„Hinter dem Fenster beginnt eine andere Welt“, dachte sich Aila. „Dort singt der Wind gemeinsam mit den Vögeln in der alten Birke,und dahinter ist so viel Platz, der nur kurz von Wolken unterbrochen wird und sich ansonsten über alles Bekannte hinaus und gewiss noch ein bisschen weiter erstreckt.“
Eine Berührung an der Schulter riss sie aus den Gedanken. Ihr Kopf drehte sich weg vom Fenster und statt der alten Birke sah sie nun ihre nicht ganz so alte Mutter. „Hast du jemals ...“, begann Aila, wurde jedoch sogleich unterbrochen.
„... mein Zimmer aufgeräumt? Davon kannst du aber ausgehen, und es wäre schön, wenn du dir daran ein Beispiel nehmen würdest.“
Der energische Tonfall ihrer Mutter ließ auf wenig Verhandlungsspielraum hoffen, Aila ließ es dennoch auf einen kläglichen Versuch ankommen: „Mama, hier ist doch alles ordentlich.“
„Ja, ordentlich durcheinander.
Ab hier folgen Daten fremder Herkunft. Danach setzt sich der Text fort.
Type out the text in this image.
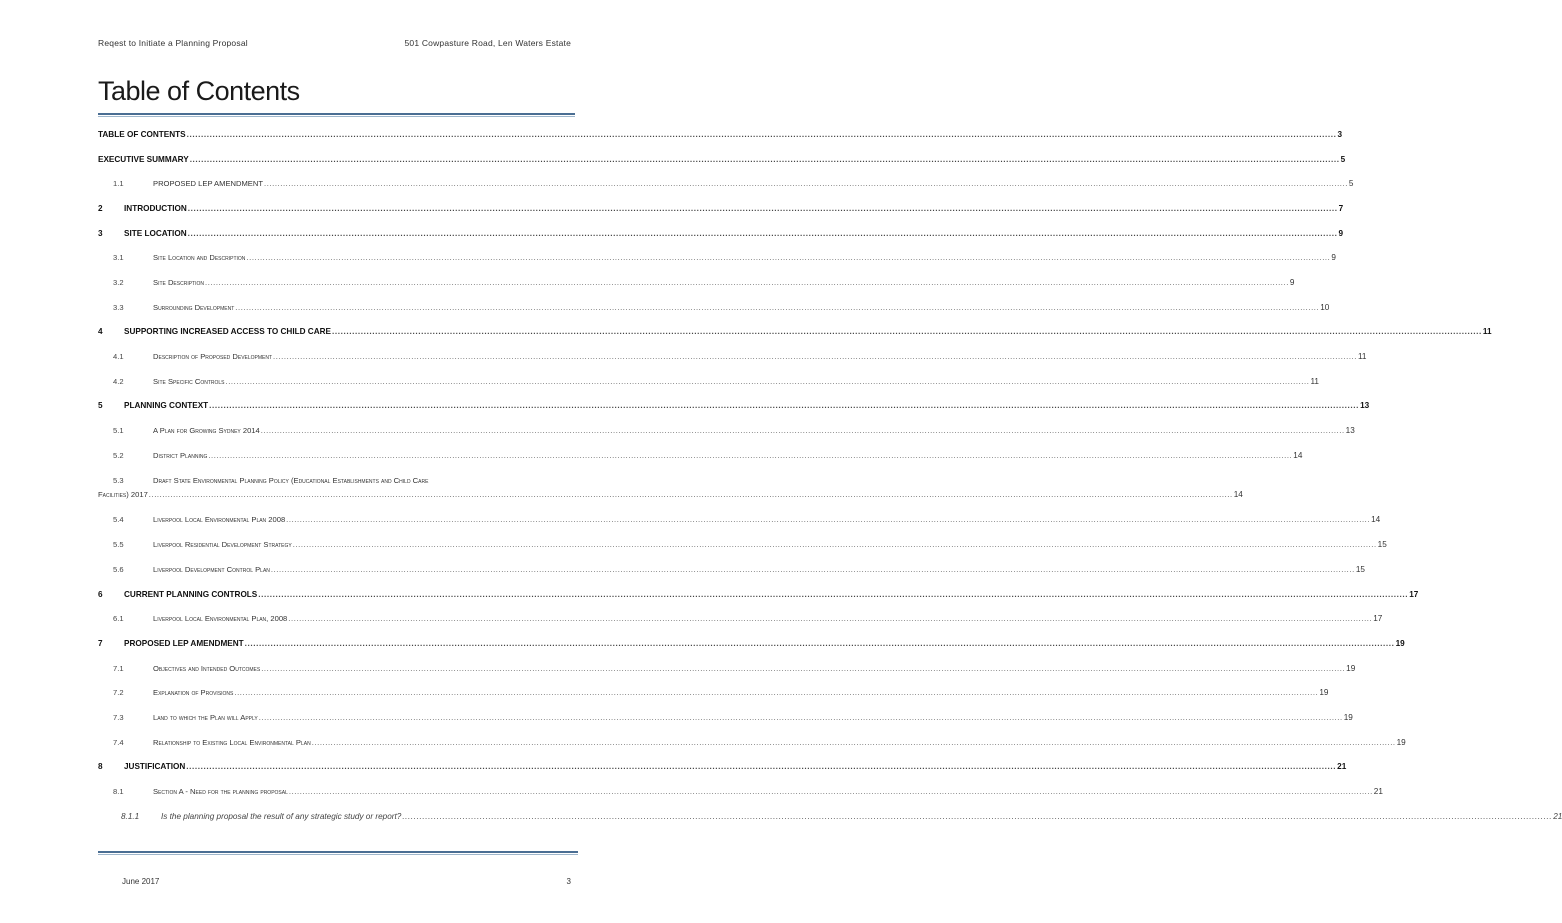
Reqest to Initiate a Planning Proposal	501 Cowpasture Road, Len Waters Estate
Table of Contents
TABLE OF CONTENTS ................................................................................................................................................................................................................................................................................................................................................................................................................ 3
EXECUTIVE SUMMARY ................................................................................................................................................................................................................................................................................................................................................................................................................ 5
1.1	PROPOSED LEP AMENDMENT ................................................................................................................................................................................................................................................................................................................................................................................................................ 5
2	INTRODUCTION ................................................................................................................................................................................................................................................................................................................................................................................................................ 7
3	SITE LOCATION ................................................................................................................................................................................................................................................................................................................................................................................................................ 9
3.1	Site Location and Description ................................................................................................................................................................................................................................................................................................................................................................................................................ 9
3.2	Site Description ................................................................................................................................................................................................................................................................................................................................................................................................................ 9
3.3	Surrounding Development ................................................................................................................................................................................................................................................................................................................................................................................................................ 10
4	SUPPORTING INCREASED ACCESS TO CHILD CARE ................................................................................................................................................................................................................................................................................................................................................................................................................ 11
4.1	Description of Proposed Development ................................................................................................................................................................................................................................................................................................................................................................................................................ 11
4.2	Site Specific Controls ................................................................................................................................................................................................................................................................................................................................................................................................................ 11
5	PLANNING CONTEXT ................................................................................................................................................................................................................................................................................................................................................................................................................ 13
5.1	A Plan for Growing Sydney 2014 ................................................................................................................................................................................................................................................................................................................................................................................................................ 13
5.2	District Planning ................................................................................................................................................................................................................................................................................................................................................................................................................ 14
5.3	Draft State Environmental Planning Policy (Educational Establishments and Child Care
Facilities) 2017 ................................................................................................................................................................................................................................................................................................................................................................................................................ 14
5.4	Liverpool Local Environmental Plan 2008 ................................................................................................................................................................................................................................................................................................................................................................................................................ 14
5.5	Liverpool Residential Development Strategy ................................................................................................................................................................................................................................................................................................................................................................................................................ 15
5.6	Liverpool Development Control Plan ................................................................................................................................................................................................................................................................................................................................................................................................................ 15
6	CURRENT PLANNING CONTROLS ................................................................................................................................................................................................................................................................................................................................................................................................................ 17
6.1	Liverpool Local Environmental Plan, 2008 ................................................................................................................................................................................................................................................................................................................................................................................................................ 17
7	PROPOSED LEP AMENDMENT ................................................................................................................................................................................................................................................................................................................................................................................................................ 19
7.1	Objectives and Intended Outcomes ................................................................................................................................................................................................................................................................................................................................................................................................................ 19
7.2	Explanation of Provisions ................................................................................................................................................................................................................................................................................................................................................................................................................ 19
7.3	Land to which the Plan will Apply ................................................................................................................................................................................................................................................................................................................................................................................................................ 19
7.4	Relationship to Existing Local Environmental Plan ................................................................................................................................................................................................................................................................................................................................................................................................................ 19
8	JUSTIFICATION ................................................................................................................................................................................................................................................................................................................................................................................................................ 21
8.1	Section A - Need for the planning proposal ................................................................................................................................................................................................................................................................................................................................................................................................................ 21
8.1.1	Is the planning proposal the result of any strategic study or report? ................................................................................................................................................................................................................................................................................................................................................................................................................ 21
June 2017	3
Überall diese Bücher auf dem Boden, die Pflanzen könnten auch mal wieder gegossen werden, und wieso sitzt du überhaupt auf dem Tisch?“
„Weil das so viel bequemer ist.“ Aila tätschelte ihre Knie, die ganz vorne aus dem Schneidersitz hervorlugten, und streckte genüsslich den Rücken durch.
Ihre Mutter lächelte kurz, blieb jedoch am Ball: „Dann hast du dich jetzt ja jetzt fein ausgeruht und kannst aufräumen.“
„Wenn es so einfach wäre“, seufzte Aila. „Rein physikalisch betrachtet ist die Entropie dieses Zimmers ...“
„Nein, stopp, nicht noch ein Physikvortrag!“ Ihre Mutter formte mit den Händen ein Kreuz und zeigte auf ihren Ohrstöpsel. „Den höre ich schon seit ein paar Minuten von Mary.“
„Du telefonierst gerade mit Mama? Gibt es Neuigkeiten aus dem Labor?“
„Physik, ganz viel Physik, und irgendwas mit Quantiteilchen.“
„Antiteilchen ...“, murmelte Aila, aber ihre Mutter hörte schon gar nicht mehr zu, zeigte noch einmal auf all das Chaos, das zu beseitigen war, und verließ ohne ein weiteres Wort den Raum.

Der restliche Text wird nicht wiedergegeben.